Landslide Polling Predictions Leave Little Space for Digital Policy: The UK General Election 2024

Published on
24 Jun 2024
Written by
Lucy Hennings
With the UK General Election to be held of 4 July, a campaign dominated by landslide polling has included little discussion of digital policy.

On July 4, 2024, the UK will vote in a general election, after the announcement of a snap poll by the current Conservative Prime Minister, Rishi Sunak. Voters will elect Members of Parliament (MPs) for all 650 constituencies across the UK. The last general election was held in 2019, when the former Conservative leader, Boris Johnson, led his party to a landslide victory. However, the subsequent years have seen major challenges to the UK, including implementation of Brexit, the COVID-19 pandemic, and the economic impact of the Russian invasion of Ukraine. The Conservative party has also been beset by a series of public scandals, leading to a series of high-profile byelection defeats, and a consistent double-digit disadvantage in the polls (BBC News, 2024b).

As the Labour party, under the leadership of Sir Keir Starmer, seeks to bring an end to fourteen years of Tory government, it faces a changed electoral landscape. Constituency boundaries were redrawn across the UK in 2023, changing the electoral makeup of parliamentary seats (Baker and Johnston, 2024). This will be the first general election to be held since the passage of the Elections Act in April 2022, requiring photographic ID for all voters. Ministers claimed the change would protect democracy, but opponents to the measure have criticized it as attempted voter suppression (BBC News, 2021; Financial Times, 2024). At the same time changes to strict campaign finance limits with the “regulated period” of the election have led to an 80% increase in the total spending permitted to political parties, with the limit rising from £19 million to £34 million in November 2023 (Institute for Government, 2024).

In this context, this article will explore the changing landscape of social media campaigning for what promises to be a highly consequential election. It will also examine the threats to the information environment during the campaign, including foreign influence operations and role of generative AI in driving misinformation. In an election dominated by hot-button issues such as immigration, tax cuts, and the national health service, issues around digital policy are less clearly defined, and there are However, we are seeing emerging areas of concern around technology use and mental well-being, as well as AI regulation and online safety. The Conservative Party manifesto makes extensive reference to new technologies in industrial strategy and to improve public services, while the Labour party has made a more modest and more achievable manifesto commitment to “deliver data-driven public services, whilst maintaining strong safeguards and ensuring all of the public benefit”.

“The First TikTok Election”: The Role of Digital Campaigning

Over the past three decades, UK elections have  seen an growth in digital campaigning, with the internet and social media in particular playing a role of growing prominence in the activities all the main political parties (Gibson, 2020). This is, in part, a response to the changing patterns of news consumption. In 2012, 85% of UK adults received their news from television, and 53% from radio, according to the media regulator, Ofcom. In that same period, the use of the Internet to access news has grown from 41% to 68%. Social media plays a key role in this process, with 47% of UK adults accessing news this way – for young adults, 71% use social media for news (Ofcom, 2023; The Telegraph, 2024).
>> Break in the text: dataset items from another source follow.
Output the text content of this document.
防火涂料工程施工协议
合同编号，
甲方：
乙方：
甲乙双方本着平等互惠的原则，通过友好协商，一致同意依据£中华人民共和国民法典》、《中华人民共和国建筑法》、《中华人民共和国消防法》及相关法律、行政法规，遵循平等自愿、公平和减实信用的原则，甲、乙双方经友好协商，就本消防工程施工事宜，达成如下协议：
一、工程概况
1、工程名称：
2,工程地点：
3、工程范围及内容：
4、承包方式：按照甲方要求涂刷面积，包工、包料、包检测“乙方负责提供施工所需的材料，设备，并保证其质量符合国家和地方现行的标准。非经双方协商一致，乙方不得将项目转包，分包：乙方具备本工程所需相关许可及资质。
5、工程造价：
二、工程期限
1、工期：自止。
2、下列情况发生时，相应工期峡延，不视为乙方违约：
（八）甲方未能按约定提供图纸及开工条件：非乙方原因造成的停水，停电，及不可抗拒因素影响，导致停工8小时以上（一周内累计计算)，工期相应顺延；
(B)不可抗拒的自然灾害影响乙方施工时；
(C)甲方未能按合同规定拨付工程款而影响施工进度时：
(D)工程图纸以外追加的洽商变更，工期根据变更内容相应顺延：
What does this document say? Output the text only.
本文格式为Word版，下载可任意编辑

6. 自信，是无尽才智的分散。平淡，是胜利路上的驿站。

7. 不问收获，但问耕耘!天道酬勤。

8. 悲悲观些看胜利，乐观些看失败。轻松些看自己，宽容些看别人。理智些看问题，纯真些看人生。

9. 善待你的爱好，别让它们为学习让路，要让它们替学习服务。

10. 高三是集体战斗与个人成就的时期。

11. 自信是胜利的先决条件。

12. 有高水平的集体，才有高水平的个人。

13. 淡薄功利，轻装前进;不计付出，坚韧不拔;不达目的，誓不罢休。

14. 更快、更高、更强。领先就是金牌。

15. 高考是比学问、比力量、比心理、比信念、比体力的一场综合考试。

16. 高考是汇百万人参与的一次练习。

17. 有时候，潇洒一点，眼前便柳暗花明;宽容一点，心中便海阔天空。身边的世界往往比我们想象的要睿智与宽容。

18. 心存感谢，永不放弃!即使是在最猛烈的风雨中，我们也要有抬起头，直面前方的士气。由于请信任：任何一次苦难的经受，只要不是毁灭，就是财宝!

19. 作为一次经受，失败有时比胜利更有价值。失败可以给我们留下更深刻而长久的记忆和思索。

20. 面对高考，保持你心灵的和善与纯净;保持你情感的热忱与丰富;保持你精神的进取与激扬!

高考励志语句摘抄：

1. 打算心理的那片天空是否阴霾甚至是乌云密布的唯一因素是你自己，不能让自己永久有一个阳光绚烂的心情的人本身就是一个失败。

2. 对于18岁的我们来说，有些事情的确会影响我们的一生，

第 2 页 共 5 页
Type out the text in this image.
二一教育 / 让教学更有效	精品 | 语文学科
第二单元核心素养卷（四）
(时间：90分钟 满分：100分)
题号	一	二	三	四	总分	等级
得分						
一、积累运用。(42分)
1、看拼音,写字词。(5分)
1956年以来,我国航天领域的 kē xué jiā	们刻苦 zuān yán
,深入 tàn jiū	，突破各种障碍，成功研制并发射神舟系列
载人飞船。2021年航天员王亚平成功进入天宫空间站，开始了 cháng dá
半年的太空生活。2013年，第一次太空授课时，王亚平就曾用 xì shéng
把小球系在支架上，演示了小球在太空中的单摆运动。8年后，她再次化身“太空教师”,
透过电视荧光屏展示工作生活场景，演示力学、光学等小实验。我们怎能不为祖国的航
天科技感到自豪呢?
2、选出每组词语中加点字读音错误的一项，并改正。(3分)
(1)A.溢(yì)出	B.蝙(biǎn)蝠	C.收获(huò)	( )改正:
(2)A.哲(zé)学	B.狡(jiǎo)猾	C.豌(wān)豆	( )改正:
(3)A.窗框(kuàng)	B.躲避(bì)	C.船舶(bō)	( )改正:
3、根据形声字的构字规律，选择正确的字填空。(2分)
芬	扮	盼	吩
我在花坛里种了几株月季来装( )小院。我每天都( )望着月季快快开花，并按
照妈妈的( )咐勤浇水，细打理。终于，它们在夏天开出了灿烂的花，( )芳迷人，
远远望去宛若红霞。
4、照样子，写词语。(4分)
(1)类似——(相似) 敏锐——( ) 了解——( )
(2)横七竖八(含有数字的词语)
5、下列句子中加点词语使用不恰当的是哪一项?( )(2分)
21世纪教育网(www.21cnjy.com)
In this election cycle, the role played by social media is evolving from previous years. While Facebook continues to be the most popular social media platform for news access (Ofcom, 2023) the growing importance of other platforms requires campaigns to adopt a more multi-faceted social media campaign. While parties are already spending large sums on social media campaigns (The Guardian, 2024c), the nature of this advertising is not identical to previous elections. In the wake of the Cambridge Analytica scandal, digital campaigners are turning away from microtargeting strategies, both in response to platforms’ attempts to crack down on these behaviours, and due to ongoing questions about techniques (Tappin et al., 2023; The Guardian, 2024d). Indeed, research has increasingly put the grandest claims about microtargeting to the test, and it appears that they are not set to be borne out (Hackenburg and Margetts, 2024). Instead, the Labour Party’s social media campaigning appears to be aimed at reaching the widest possible audience, while analysis suggests that the Conservatives are focusing on the most marginal seats from the 2019 general election (The Guardian, 2024e).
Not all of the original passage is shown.